NASA tried (and failed) to revive the Mars Opportunity rover with Billie Holiday’s “I’ll Be Seeing You”

NASA tried (and failed) to revive the Mars Opportunity rover
with Billie Holiday’s “I’ll Be Seeing You”

Earlier this week, news began to spread that the Mars rover Opportunity had reached the end of its robotic life and people were, understandably, upset. The solar-powered rover was initially sent on a 90-day mission to the red planet but managed to stay remarkably functional for nearly fifteen years until a planet-wide dust storm knocked it out of commission last summer. As reported by AP, NASA made their final attempt to contact Opportunity Tuesday night with a transmission of Billie Holiday’s “I’ll Be Seeing You.”

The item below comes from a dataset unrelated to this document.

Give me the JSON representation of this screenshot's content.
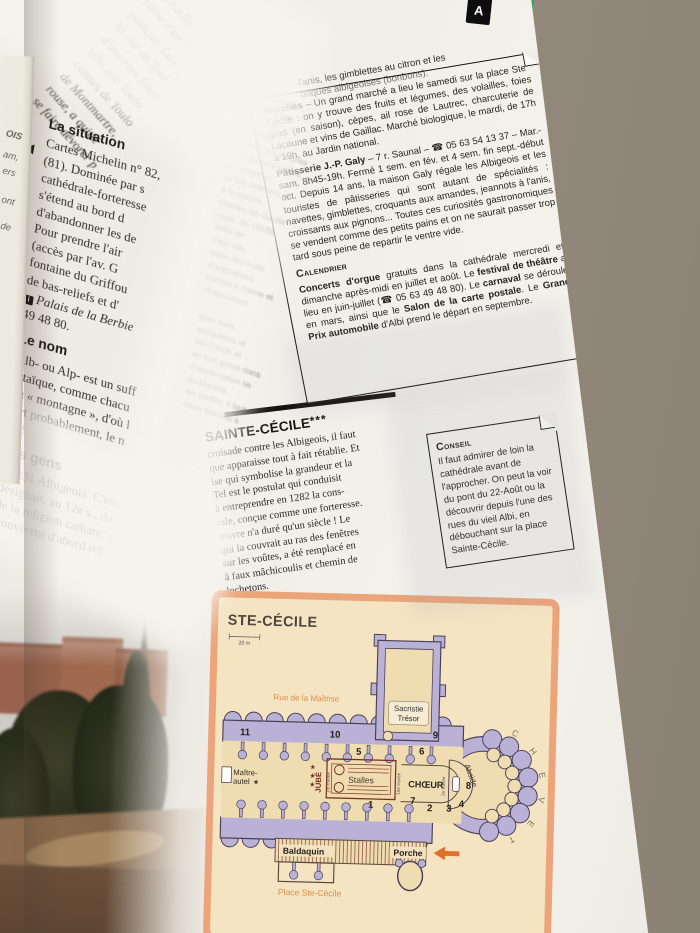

“This is a hard day,” project manager John Callas told the crowd of NASA employees gathered for the farewell transmission. “Even though it’s a machine and we’re saying goodbye, it’s still very hard and very poignant, but we had to do that. We came to that point.”

Unfortunately, the rover never responded to the musical message, and its silence confirmed NASA engineers’ suspicion that its battery was long dead. Still, the image of the lonely, dust-covered robot listening to a crackling version of a Billie Holiday tune in the middle of an empty, red wasteland is almost too good to resist. It’s like a darker, alternate ending to Wall-E.

But Opportunity’s demise is not the end of our Mars exploration. There are still two functioning rovers on the planet’s surface—Curiosity, which launched in 2012, and InSight, which was just launched last spring. Hopefully, those two have many years of geological excavation ahead of them before they’re treated to a somber, jazzy send-off.